Registering Kinesis as a data source¶
To register Kinesis as a data source to Quine, we need to describe our stream via the ingest REST API.
For example, we'll use the aforementioned Kinesis stream hosted in the region us-west-2, named json-logs and we'll give the Quine ingest stream the name kinesis-logs. Thus, we make our API request using Create Ingest Stream: POST /api/v2/ingests?name=kinesis-logs with the following payload:
{
"type": "Kinesis",
"format": {
"query": "CREATE ($that)",
"type": "CypherJson"
},
"streamName": "json-logs",
"parallelism": 2,
"shardIds": [],
"credentials": {
"accessKeyId": "<ACCESS_KEY_ID>",
"secretAccessKey": "<SECRET_ACCESS_KEY>"
},
"region": "us-west-2",
"iteratorType": "TrimHorizon"
}
We pass in an empty list of shard IDs to specify that Quine should read from all shards in the stream. If we wanted to only read from particular shards, we would instead list out the shard IDs from which Quine should read.
Because the Kinesis stream is filled with JSON records, we choose the CypherJson import format, which reads each record as a JSON object before passing it as a Map to a Cypher query.
The Cypher query can access this object using the parameter $that. Thus, our configured query CREATE ($that) will create a node for each JSON record with the same property structure as the JSON record.
In this example, we use a Kinesis stream populated with JSON objects as records, though Quine offers other options for how to interpret records from a stream. These options are configurable via the same endpoint by using different formats in the above JSON payload.
Finally, we choose to read all records from the Kinesis stream, including records already present in the stream when configuring the Quine data source. To get this behavior, we use a TrimHorizon Kinesis iterator type. If we wished to only read records written to the Kinesis stream after setting up the Quine data source, we would have used the Latest iterator type.

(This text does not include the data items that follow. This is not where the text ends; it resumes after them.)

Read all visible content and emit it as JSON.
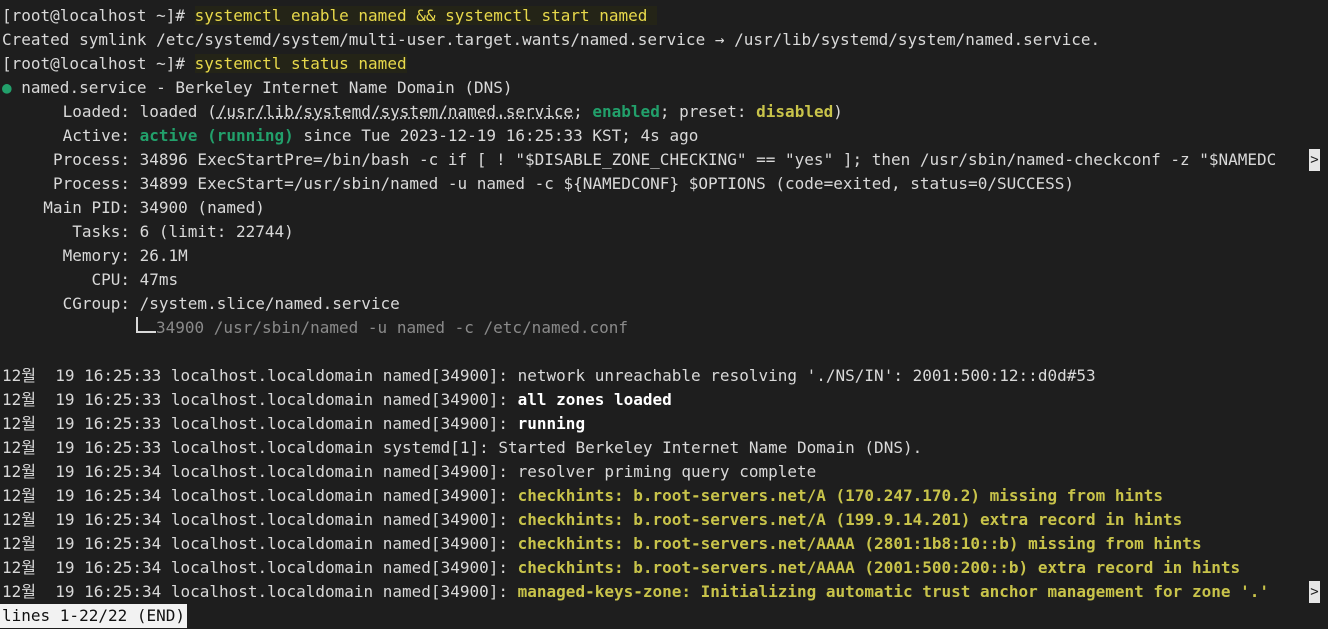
{
  "prompt": "[root@localhost ~]# ",
  "cmd1": "systemctl enable named && systemctl start named ",
  "out1": "Created symlink /etc/systemd/system/multi-user.target.wants/named.service → /usr/lib/systemd/system/named.service.",
  "cmd2": "systemctl status named",
  "status_dot": "●",
  "unit_title": " named.service - Berkeley Internet Name Domain (DNS)",
  "loaded": {
    "label": "Loaded:",
    "pre": " loaded (",
    "path": "/usr/lib/systemd/system/named.service",
    "sep": "; ",
    "enabled": "enabled",
    "mid": "; preset: ",
    "preset": "disabled",
    "end": ")"
  },
  "active": {
    "label": "Active:",
    "state": "active (running)",
    "since": " since Tue 2023-12-19 16:25:33 KST; 4s ago"
  },
  "process1": {
    "label": "Process:",
    "value": " 34896 ExecStartPre=/bin/bash -c if [ ! \"$DISABLE_ZONE_CHECKING\" == \"yes\" ]; then /usr/sbin/named-checkconf -z \"$NAMEDC"
  },
  "process2": {
    "label": "Process:",
    "value": " 34899 ExecStart=/usr/sbin/named -u named -c ${NAMEDCONF} $OPTIONS (code=exited, status=0/SUCCESS)"
  },
  "mainpid": {
    "label": "Main PID:",
    "value": " 34900 (named)"
  },
  "tasks": {
    "label": "Tasks:",
    "value": " 6 (limit: 22744)"
  },
  "memory": {
    "label": "Memory:",
    "value": " 26.1M"
  },
  "cpu": {
    "label": "CPU:",
    "value": " 47ms"
  },
  "cgroup": {
    "label": "CGroup:",
    "value": " /system.slice/named.service"
  },
  "cgroup_child": "34900 /usr/sbin/named -u named -c /etc/named.conf",
  "logs": [
    {
      "prefix": "12월  19 16:25:33 localhost.localdomain named[34900]: ",
      "msg": "network unreachable resolving './NS/IN': 2001:500:12::d0d#53",
      "style": "normal"
    },
    {
      "prefix": "12월  19 16:25:33 localhost.localdomain named[34900]: ",
      "msg": "all zones loaded",
      "style": "bold"
    },
    {
      "prefix": "12월  19 16:25:33 localhost.localdomain named[34900]: ",
      "msg": "running",
      "style": "bold"
    },
    {
      "prefix": "12월  19 16:25:33 localhost.localdomain systemd[1]: ",
      "msg": "Started Berkeley Internet Name Domain (DNS).",
      "style": "normal"
    },
    {
      "prefix": "12월  19 16:25:34 localhost.localdomain named[34900]: ",
      "msg": "resolver priming query complete",
      "style": "normal"
    },
    {
      "prefix": "12월  19 16:25:34 localhost.localdomain named[34900]: ",
      "msg": "checkhints: b.root-servers.net/A (170.247.170.2) missing from hints",
      "style": "warn"
    },
    {
      "prefix": "12월  19 16:25:34 localhost.localdomain named[34900]: ",
      "msg": "checkhints: b.root-servers.net/A (199.9.14.201) extra record in hints",
      "style": "warn"
    },
    {
      "prefix": "12월  19 16:25:34 localhost.localdomain named[34900]: ",
      "msg": "checkhints: b.root-servers.net/AAAA (2801:1b8:10::b) missing from hints",
      "style": "warn"
    },
    {
      "prefix": "12월  19 16:25:34 localhost.localdomain named[34900]: ",
      "msg": "checkhints: b.root-servers.net/AAAA (2001:500:200::b) extra record in hints",
      "style": "warn"
    },
    {
      "prefix": "12월  19 16:25:34 localhost.localdomain named[34900]: ",
      "msg": "managed-keys-zone: Initializing automatic trust anchor management for zone '.'",
      "style": "warn"
    }
  ],
  "truncation_marker": ">",
  "pager_status": "lines 1-22/22 (END)",
  "colors": {
    "background": "#1e1e1e",
    "command": "#e8d94b",
    "enabled_green": "#22a06b",
    "warn_yellow": "#c8c34a"
  }
}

Kinesis Configuration Reference¶
| Parameter | Type | Default | Description |
|---|---|---|---|
streamName |
string | required | Name of the Kinesis stream |
shardIds |
array | [] (all) | Specific shard IDs to read; empty for all shards |
format |
object | required | Record format and Cypher query for processing |
parallelism |
int | 16 | Maximum concurrent database writes |
credentials |
object | env default | AWS credentials (see AWS Credentials) |
region |
string | env default | AWS region (see AWS Region) |
iteratorType |
string/object | Latest |
Starting position in the stream |
numRetries |
int | 3 | Retry attempts on errors |
maximumPerSecond |
int | unlimited | Rate limit for records processed per second |
recordDecoders |
array | [] | Record decodings to apply (e.g., Zlib, Gzip, Base64) |
Iterator Type Options¶
The iteratorType determines where to start reading in the stream:
| Value | Description |
|---|---|
"Latest" |
Start with new records only |
"TrimHorizon" |
Start from the oldest available record |
{"AtSequenceNumber": {"sequenceNumber": "..."}} |
Start at a specific sequence number |
{"AfterSequenceNumber": {"sequenceNumber": "..."}} |
Start after a specific sequence number |
{"AtTimestamp": {"millisSinceEpoch": 1234567890000}} |
Start at a Unix timestamp (milliseconds) |
KinesisKCL¶
The KinesisKCL type uses the AWS Kinesis Client Library (KCL) 3.x to provide distributed stream processing with:
- Checkpointing: Automatic tracking of processed records via DynamoDB
- Lease Management: Distributed coordination of shard processing across multiple workers
- Enhanced Fan-Out: Dedicated throughput per consumer (optional)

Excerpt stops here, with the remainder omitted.